Emblematico il caso di Dante Facio, valoroso comandante partigiano, fucilato dai compagni comunisti perché non allineato alle loro posizioni ideologiche; nel 1963 gli fu conferita una medaglia d’argento alla memoria con la motivazione che era stato ucciso dai nazi-fascisti, e solo dopo molti anni emerse la verità. Quanti furono i “casi Facio”?
Naturalmente gli ex-comunisti respingono questa interpretazione storica sostenendo la loro lealtà democratica e pluralista sin dalle origini; essi ritengono perciò che i fatti denunciati siano stati soltanto “deplorevoli eccessi” da attribuire a frange armate incontrollabili. Tanto più che all’epoca dei fatti le truppe inglesi e americane occupavano il Paese, il che rendeva quanto meno improbabile una soluzione politica rivoluzionaria filo-sovietica. Eppure avvenne proprio che una parte importante del PCI., quella più radicata nella Resistenza, interpretò la cosiddetta svolta di Salerno compiuta da Togliatti nel 1944, quando il leader comunista sbarcato in Italia dall’Unione sovietica riconobbe la legittimità del governo monarchico di Badoglio, come un momento tattico (e anche così digerito con difficoltà) a cui sarebbe inevitabilmente seguita una rivoluzione socialista (nel senso leninista del termine). Togliatti invece sapeva benissimo, come risulta dagli archivi sovietici e del PCI, che si trattava di una presa d’atto definitiva perché, nella situazione internazionale venutasi a creare dopo la guerra, la delimitazione delle rispettive zone d’influenza era divenuta irreversibile. Secondo Stalin (e Togliatti) la strategia comunista nei paesi occidentali doveva seguire percorsi diversi da quelli che poterono essere utilizzati nell’Europa dell’est. Bisognava accettare le regole pluralistiche della “democrazia formale” e sconfiggere la borghesia capitalistica sul terreno del libero confronto elettorale, puntando sulle difficoltà economiche e sulle condizioni precarie della classe lavoratrice, abbastanza evidenti soprattutto in Italia e in Francia.
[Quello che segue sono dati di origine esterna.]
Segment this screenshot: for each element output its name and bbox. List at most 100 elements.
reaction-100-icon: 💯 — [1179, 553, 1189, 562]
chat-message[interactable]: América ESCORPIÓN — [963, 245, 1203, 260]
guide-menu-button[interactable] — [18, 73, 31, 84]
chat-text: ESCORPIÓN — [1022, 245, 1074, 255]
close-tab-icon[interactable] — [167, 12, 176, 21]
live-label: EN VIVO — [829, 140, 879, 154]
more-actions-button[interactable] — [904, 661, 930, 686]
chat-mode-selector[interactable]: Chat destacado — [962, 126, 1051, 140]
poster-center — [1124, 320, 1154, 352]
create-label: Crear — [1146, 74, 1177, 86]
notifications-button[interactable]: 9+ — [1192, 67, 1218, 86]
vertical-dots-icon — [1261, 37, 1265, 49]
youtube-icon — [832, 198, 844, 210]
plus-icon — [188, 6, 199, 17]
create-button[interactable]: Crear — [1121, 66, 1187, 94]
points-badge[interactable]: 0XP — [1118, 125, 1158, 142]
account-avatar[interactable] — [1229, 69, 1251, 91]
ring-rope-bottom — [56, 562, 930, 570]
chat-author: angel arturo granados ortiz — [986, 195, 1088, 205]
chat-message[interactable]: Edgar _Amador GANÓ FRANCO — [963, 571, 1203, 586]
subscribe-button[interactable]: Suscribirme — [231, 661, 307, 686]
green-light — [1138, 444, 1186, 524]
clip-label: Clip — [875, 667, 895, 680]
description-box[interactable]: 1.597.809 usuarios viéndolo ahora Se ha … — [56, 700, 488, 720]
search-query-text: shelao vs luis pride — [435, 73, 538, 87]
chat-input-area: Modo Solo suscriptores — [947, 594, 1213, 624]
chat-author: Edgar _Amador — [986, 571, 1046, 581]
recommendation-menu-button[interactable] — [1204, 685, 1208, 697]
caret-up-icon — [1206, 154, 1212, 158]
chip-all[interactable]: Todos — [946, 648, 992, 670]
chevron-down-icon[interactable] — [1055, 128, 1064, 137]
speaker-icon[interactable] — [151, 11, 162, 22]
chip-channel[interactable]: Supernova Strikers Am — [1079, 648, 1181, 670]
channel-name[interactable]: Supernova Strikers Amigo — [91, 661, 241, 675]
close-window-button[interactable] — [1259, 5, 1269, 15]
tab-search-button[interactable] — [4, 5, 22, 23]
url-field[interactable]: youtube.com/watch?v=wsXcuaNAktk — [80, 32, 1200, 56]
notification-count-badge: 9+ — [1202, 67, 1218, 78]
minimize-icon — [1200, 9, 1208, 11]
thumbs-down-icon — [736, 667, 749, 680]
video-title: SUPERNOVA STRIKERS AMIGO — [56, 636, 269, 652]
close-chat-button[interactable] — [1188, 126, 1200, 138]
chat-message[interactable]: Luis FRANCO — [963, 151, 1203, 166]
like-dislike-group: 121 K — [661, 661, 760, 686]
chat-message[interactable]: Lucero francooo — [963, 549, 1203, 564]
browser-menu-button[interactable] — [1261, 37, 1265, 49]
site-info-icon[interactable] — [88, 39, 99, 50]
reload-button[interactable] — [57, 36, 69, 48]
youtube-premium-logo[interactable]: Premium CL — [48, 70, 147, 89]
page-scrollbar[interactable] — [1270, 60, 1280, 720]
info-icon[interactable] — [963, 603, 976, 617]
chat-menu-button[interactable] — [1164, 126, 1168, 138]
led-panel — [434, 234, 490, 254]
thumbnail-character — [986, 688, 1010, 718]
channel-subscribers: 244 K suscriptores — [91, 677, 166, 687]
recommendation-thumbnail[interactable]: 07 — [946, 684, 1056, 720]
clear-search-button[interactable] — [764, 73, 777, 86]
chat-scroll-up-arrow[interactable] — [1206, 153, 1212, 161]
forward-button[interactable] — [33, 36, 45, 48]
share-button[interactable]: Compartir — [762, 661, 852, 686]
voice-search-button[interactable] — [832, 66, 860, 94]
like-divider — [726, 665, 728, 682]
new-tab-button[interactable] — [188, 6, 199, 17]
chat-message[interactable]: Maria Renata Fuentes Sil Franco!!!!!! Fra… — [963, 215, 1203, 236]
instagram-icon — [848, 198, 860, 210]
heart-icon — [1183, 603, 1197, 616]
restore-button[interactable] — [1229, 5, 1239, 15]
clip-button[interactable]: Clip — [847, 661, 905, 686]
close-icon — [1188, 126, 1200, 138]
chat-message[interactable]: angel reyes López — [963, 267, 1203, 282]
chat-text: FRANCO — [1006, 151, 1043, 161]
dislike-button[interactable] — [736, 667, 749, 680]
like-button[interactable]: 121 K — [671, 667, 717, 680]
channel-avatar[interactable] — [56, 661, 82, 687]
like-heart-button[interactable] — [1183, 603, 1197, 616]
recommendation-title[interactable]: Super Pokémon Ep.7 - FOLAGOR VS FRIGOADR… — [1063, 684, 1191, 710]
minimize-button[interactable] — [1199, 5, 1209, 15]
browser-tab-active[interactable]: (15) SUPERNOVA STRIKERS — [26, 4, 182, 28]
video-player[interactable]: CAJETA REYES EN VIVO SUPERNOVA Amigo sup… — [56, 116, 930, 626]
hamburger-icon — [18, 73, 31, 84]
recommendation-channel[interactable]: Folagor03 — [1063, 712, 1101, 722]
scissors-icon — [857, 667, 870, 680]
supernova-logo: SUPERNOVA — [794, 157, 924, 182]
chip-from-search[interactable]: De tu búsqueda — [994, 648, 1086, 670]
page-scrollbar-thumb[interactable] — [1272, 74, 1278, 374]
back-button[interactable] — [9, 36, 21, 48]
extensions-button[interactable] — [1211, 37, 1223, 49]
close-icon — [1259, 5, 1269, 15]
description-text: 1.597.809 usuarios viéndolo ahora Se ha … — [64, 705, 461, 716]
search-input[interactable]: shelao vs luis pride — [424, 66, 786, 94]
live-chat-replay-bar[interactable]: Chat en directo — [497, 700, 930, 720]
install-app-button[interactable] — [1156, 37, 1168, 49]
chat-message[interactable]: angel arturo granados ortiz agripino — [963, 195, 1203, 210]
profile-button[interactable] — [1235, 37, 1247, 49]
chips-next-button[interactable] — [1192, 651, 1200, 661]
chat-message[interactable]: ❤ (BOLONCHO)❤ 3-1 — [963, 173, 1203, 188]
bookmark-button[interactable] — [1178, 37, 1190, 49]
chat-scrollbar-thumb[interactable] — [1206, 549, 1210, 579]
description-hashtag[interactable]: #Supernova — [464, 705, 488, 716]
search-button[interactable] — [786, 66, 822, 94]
Ma per far comprendere questa strategia non rivoluzionaria alla base comunista, specialmente nelle regioni rosse dell’Emilia Romagna, Toscana e Umbria, ci volle tempo e pazienza, e il processo di assimilazione del metodo democratico non fu esente da frustrazioni che dovevano riflettersi nelle motivazioni del terrorismo rosso della generazione successiva. Era, almeno in parte, la rivoluzione mancata dei loro padri nel 1945 quella che i giovani brigatisti inseguivano negli anni Settanta.